Invincible jest unikalny z jeszcze jednego względu – wprawnie wymyka się chyba wszystkim zużytym kliszom właściwym jego gatunkowi. W Marvelu i DC bohaterowie nigdy nie dorastają i skazani są na wieczną egzystencję w wieku, w jakim debiutowali na komiksowych kartach? Mark Grayson zaczyna jako licealista, obecnie zaś jest już dorosłym mężczyzną z równie dorosłymi obowiązkami i problemami życiowymi. Komiksy superbohaterskie zakleszczone są w niezmiennym status quo? W Invincible status quo zmienia się wielokrotnie i prawie nigdy nie wraca do swojego pierwotnego stanu, wszelkie szkody wyrządzone przez złoczyńców oddziałują na świat przedstawiony, a martwe postaci – na ogół – pozostają martwe. Duże wydawnictwa kreują ciągnące się bezsensownie eventy i crossovery, po których „nic już nie będzie takie, jak wcześniej”? Jedyny event w Invincible trwał przez jeden zeszyt i naprawdę mocno wpłynął na sytuację, w której znajdowali się bohaterowie.
 
Kirkman z wprawą żongluje kliszami charakterystycznymi dla komiksu superbohaterskiego, ale nigdy nie ogrywa ich wedle ustalonych schematów, zawsze wykorzystuje jakąś subwersję, przedstawia element komplikujący, wrzuca do równania zmienną, która pogłębia sytuacje, czyniąc ją nieoczywistą, a rezultat działań Marka – trudny do przewidzenia. Scenarzysta w ciągu kilku zeszytów potrafi przejść przez pełne spektrum od rekonstrukcji superbohaterskiego imaginarium, do jego dekonstrukcji – i z powrotem. 

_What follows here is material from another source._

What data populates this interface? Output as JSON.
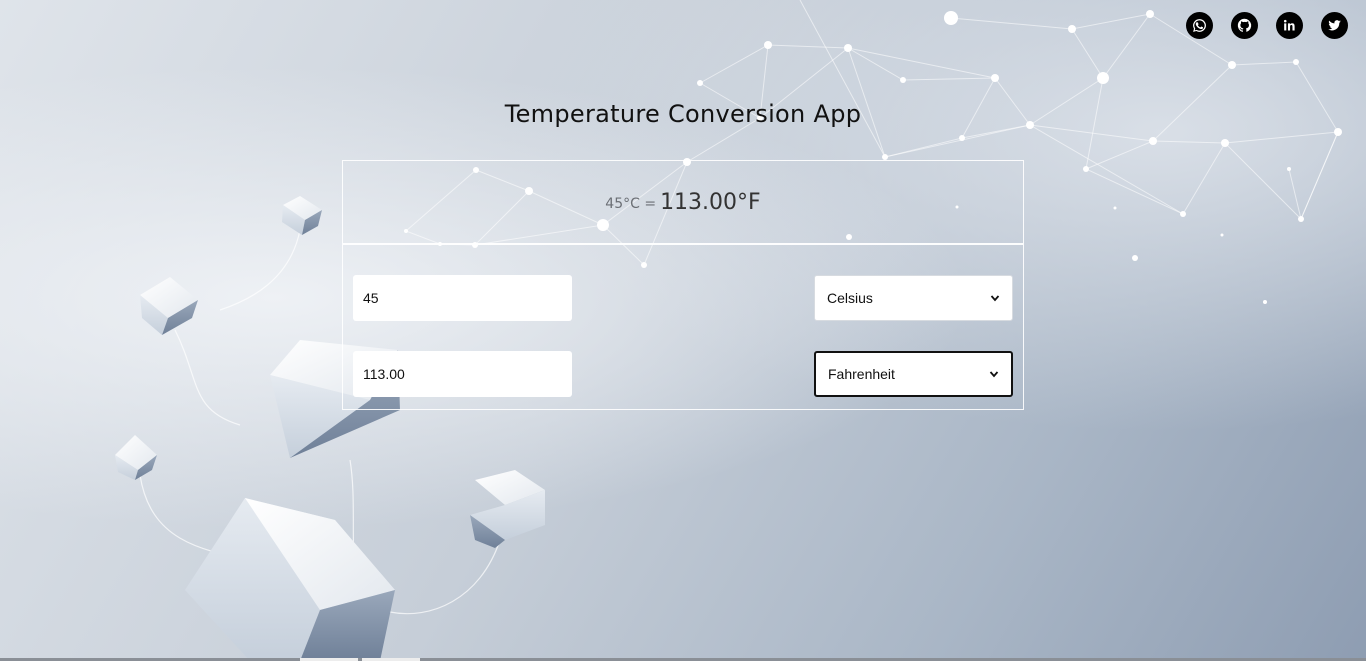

Sprawia to, że Invincible to komiks inny, niż wszystkie, bo autor wykorzystuje znaną na wylot strukturę narracyjną (większość bohaterów i bohaterek to oczywiste odpowiedniki znacznie bardziej znanych postaci komiksowych), by zbudować na niej coś świeżego. Porównałbym ten komiks do Sagi, innej serii z wydawnictwa Image, która w równie dużym stopniu zbudowana jest na relacjach między postaciami i dynamicznie zmieniającej się wokół nich sytuacji.
 
Zdaję sobie sprawę, że cały czas piszę tu o ogólnikach – rozpływam się nad tym, że ten komiks jest dobry, nie wspominając o tym, dlaczego właściwie jest dobry – ale w tym momencie muszę bezradnie rozłożyć ręce, trudno bowiem napisać cokolwiek więcej o Invincible bez ciężkiego spoilerowania, a i nawet ono nie odniosłoby pożądanego rezultatu. Robert Kirkman to nie Joss Whedon, nie buduje postaci i sytuacji opartych na prostych bodźcach, które łatwo można wskazać palcem i powiedzieć „to jest fajne”. Przeciwnie, w Invincible, jak w życiu, sytuacje są skomplikowane i nieoczywiste, a postępowanie bohaterów to wypadkowa wielu nakładających się na siebie czynników. I to jest właśnie siłą tego komiksu – porusza na zupełnie innym, głębszym poziomie, robiąc te rzeczy, na które twórcy mainstreamowych historii nie mają odwagi (albo możliwości albo ambicji albo wszystkiego naraz) się porwać. I nie mówię tylko o permanentnym zabijaniu bohaterów czy dziesiątkowaniu ludności cywilnej – ale o skomplikowanych sytuacjach, o realistycznym przedstawianiu traum, o trudnych sytuacjach rodzinnych i towarzyskich. Napisałem już tyle truizmów, że kolejny nie zrobi większej różnicy – to nie jest kolejny, zwyczajny komiks o ludziach w pelerynach. To znaczy, owszem, można go czytać jako taki komiks i sprawdza się pod tym kątem po prostu znakomicie, ale Invincible ma warstwy i to jest tylko jedna z kilku, według mnie najmniej ciekawa.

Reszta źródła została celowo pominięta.